Ja, die Goettliche Liturgie steht jedem offen, der teilnehmen moechte, ob orthodox oder nicht. Die Heilige Kommunion hingegen ist den orthodoxen Glaeubigen vorbehalten, die sich mit Gebet, Fasten und juengster Beichte vorbereitet haben. Nicht orthodoxe Besucher koennen respektvoll bleiben, am Ende den Segen des Priesters empfangen und das Antidoron, das gesegnete Brot, nehmen, das als Geste der Gastfreundschaft ausgeteilt wird.
Warum verehren die Orthodoxen Ikonen, ohne in Goetzendienst zu fallen?
Das Siebte Oekumenische Konzil (Nicaea II, 787) unterschied klar zwischen der Anbetung (Latria), die allein Gott vorbehalten ist, und der Verehrung (Proskynesis), die den Ikonen, den Reliquien und den Heiligen erwiesen wird. Die Ehre, die dem Bild gilt, lehrten die Vaeter, geht auf das Urbild ueber: beim Kuss einer Ikone Christi oder der Theotokos wird nicht das Holz oder das Pigment geehrt, sondern die dargestellte Person. Daher werden Ikonen Fenster zum Himmel genannt.

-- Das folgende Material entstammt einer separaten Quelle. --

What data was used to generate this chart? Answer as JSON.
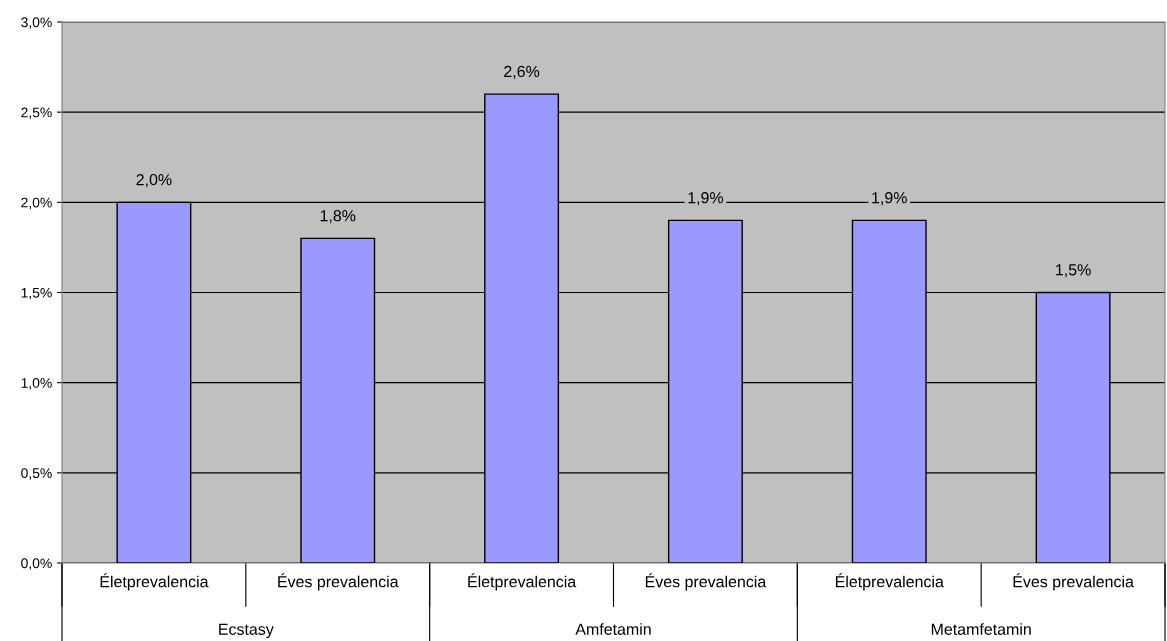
{
  "chart_data": {
    "type": "bar",
    "categories": [
      "Életprevalencia",
      "Éves prevalencia",
      "Életprevalencia",
      "Éves prevalencia",
      "Életprevalencia",
      "Éves prevalencia"
    ],
    "values": [
      2.0,
      1.8,
      2.6,
      1.9,
      1.9,
      1.5
    ],
    "value_labels": [
      "2,0%",
      "1,8%",
      "2,6%",
      "1,9%",
      "1,9%",
      "1,5%"
    ],
    "color": "#9999ff",
    "ylim": [
      0,
      3.0
    ],
    "yticks": [
      {
        "value": 0,
        "label": "0,0%"
      },
      {
        "value": 0.5,
        "label": "0,5%"
      },
      {
        "value": 1.0,
        "label": "1,0%"
      },
      {
        "value": 1.5,
        "label": "1,5%"
      },
      {
        "value": 2.0,
        "label": "2,0%"
      },
      {
        "value": 2.5,
        "label": "2,5%"
      },
      {
        "value": 3.0,
        "label": "3,0%"
      }
    ],
    "grid": "y",
    "legend": false,
    "annotations": [
      "Ecstasy",
      "Amfetamin",
      "Metamfetamin"
    ]
  }
}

Worin besteht das orthodoxe Fasten?
Das orthodoxe Fasten ist eine leibliche und geistliche Praxis, die fast die Haelfte des Jahres umfasst. Waehrend der Grossen Fastenzeit, des Advents, des Apostel- und Theotokos-Fastens sowie der gewoehnlichen Mittwoche und Freitage enthalten sich die Glaeubigen von Fleisch, Milchprodukten, Eiern, Fisch, Wein und Oel, mit Erleichterungen je nach Tag und oertlicher Tradition. Mehr als eine Diaet ist es eine Uebung des Gebets und Almosens, die das Herz auf die grossen Feste vorbereitet.